11 hours sleep! And my head still wasn't that great in the morning. I blamed the schnapps but I suspect a few other things had contributed. After another big brekky, I felt semi-human enough to wash the bike and set off to Hvar again with the rest. We took the reverse route to the first day and once again I enjoyed the spectacular scenery that Hvar has to offer. We rode up the old road through the olive groves. Robert explained to me that Hvar has some amazing olive and lavender oil. Bits of it even reminded me of Provence, and supposedly, French perfumeries get lavender oil from here.

Hvar is a big exporter of lavender
© Jeff Jones


Having more drinks in Hvar
© Jeff Jones


The nth cappuccino of the week was consumed in Hvar (it does you good to have a fling occasionally), and we rode up the long climb that we'd descended on day 1. On the way up, Lucija explained to me about how all the old houses and villages will probably get modernised soon, given the increasing tourist influx in summer. From a historical point of view, it'd be a damn shame, but then again, I don't have to live in them.

I stopped to take a few piccies at the top so I could really fang it on the descent. Although I was still a bit uncomfortable with the braking (left and right were swapped compared to what I'm used to), I caught most of them before the bottom. I reckon with some decent tyres, that Wilier would be a very good handler, as it turns on a ten cent piece.

Andrej the mechanic having a chuck(le) at the top of the climb
© Jeff Jones


A little bit of Provence?
© Jeff Jones


Once final time through the tunnel and I still managed to escape Gollum. Perhaps he didn't consider the Mortirolo to be preciousss enough. His loss, I reckon. We made it back to Ivan Dolac in time for...lunch! More fried sea frog (much nicer than it sounds), prawns, anchovies and sleep. I've never had fried sleep before but it had a refreshing taste. It was refreshing enough for me to pile into the van again to go to the next village for a few beers. Then back for some schnapps and massive amounts of octopus risotto and barbecued fish. The company was good, and it was a great way to finish off.
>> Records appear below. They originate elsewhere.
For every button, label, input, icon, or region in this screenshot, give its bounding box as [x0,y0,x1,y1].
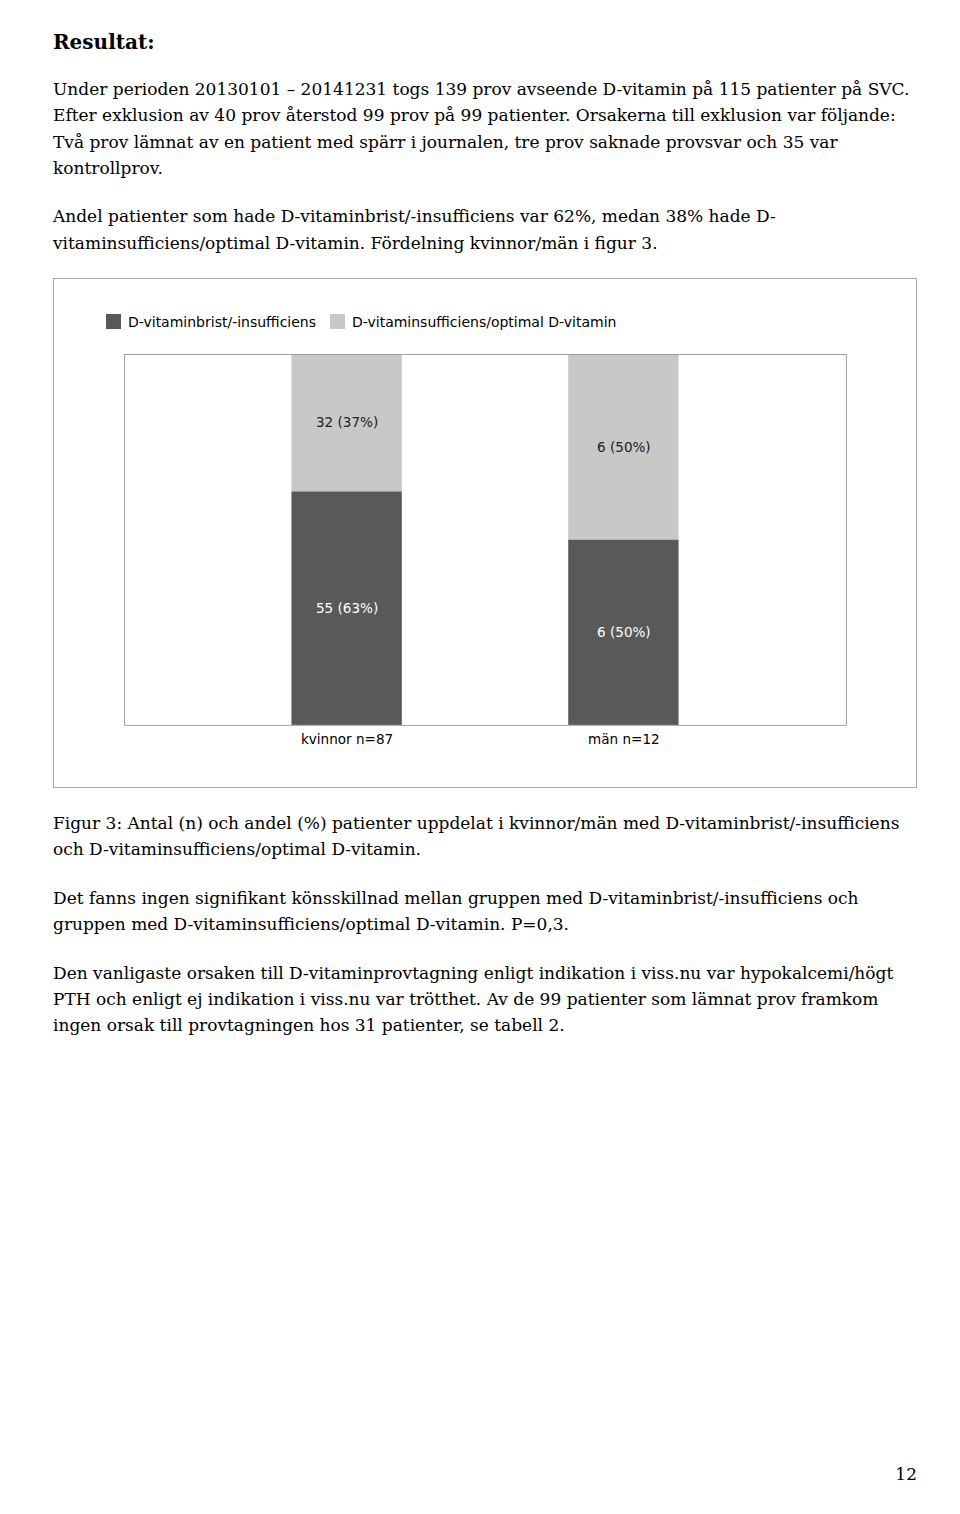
svg-text:6 (50%): 6 (50%) [597,439,651,455]
html-text:Under perioden 20130101 – 2014: Under perioden 20130101 – 20141231 togs … [53,79,910,178]
html-text:12: 12 [895,1464,917,1484]
svg-text:män n=12: män n=12 [588,731,660,747]
svg-text:6 (50%): 6 (50%) [597,624,651,640]
svg-text:32 (37%): 32 (37%) [316,415,378,431]
html-text:Andel patienter som hade D-vit: Andel patienter som hade D-vitaminbrist/… [53,206,776,253]
html-text:Den vanligaste orsaken till D-: Den vanligaste orsaken till D-vitaminpro… [53,962,894,1036]
svg-text:kvinnor n=87: kvinnor n=87 [301,731,393,747]
html-text:Figur 3: Antal (n) och andel (: Figur 3: Antal (n) och andel (%) patient… [53,813,900,860]
html-text:D-vitaminsufficiens/optimal D-: D-vitaminsufficiens/optimal D-vitamin [352,313,617,330]
html-text:Resultat:: Resultat: [53,30,155,54]
svg-text:55 (63%): 55 (63%) [316,600,378,616]
html-text:D-vitaminbrist/-insufficiens: D-vitaminbrist/-insufficiens [128,313,316,330]
html-text:Det fanns ingen signifikant kö: Det fanns ingen signifikant könsskillnad… [53,887,859,935]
These three fish are going to provide some nourishment for up to 20 hungry bike riders
© Jeff Jones


Gathered around the pre-dinner table for some drinks and joviality
© Jeff Jones


Borut and Miroslav contemplate the fish
© Jeff Jones


These hands can skeletonise a piranha in minutes...
© Jeff Jones


Everyone was in good spirits (or vice versa) at the dinner table
© Jeff Jones


Roman and moi after skeletonising a fish or two
© Jeff Jones

Home again, home again

Three days doesn't sound like much of a holiday, but it was enough for me and it was all I could afford in terms of time. But I'll be back. I left with Bostjan and Branko early Sunday morning in time to catch the 7:30am ferry back to Split, then a long and very wet drive to Ljubljana along the impressively deserted motorway that links the inland with the coast. It was built a few years ago thanks to a massive loan, and is a very well serviced dual carriageway road.

Along the way, Bostjan explained to me the bits of the country that were fought over by the Serbs and the Croats not much more than 15 years ago. Most of the country didn't look to be worth it, and it would have been a horrible place to fight a war. They should have just stuck to the coast and the fertile inland. Maybe that's why Croatia looks like a horseshoe.

It stopped raining by the time we got to Slovenia, and I even had a cappuccino sitting outside in the sunshine at Ljubljana airport. That must have been my n+1th cappuccino of the week, meaning that by that great mathematical principle of induction, I could prove that drinking cappuccinos was true for all values of cappuccino.

Luckily it was raining when I got back to Liège South Charleroi airport. Reality hits again.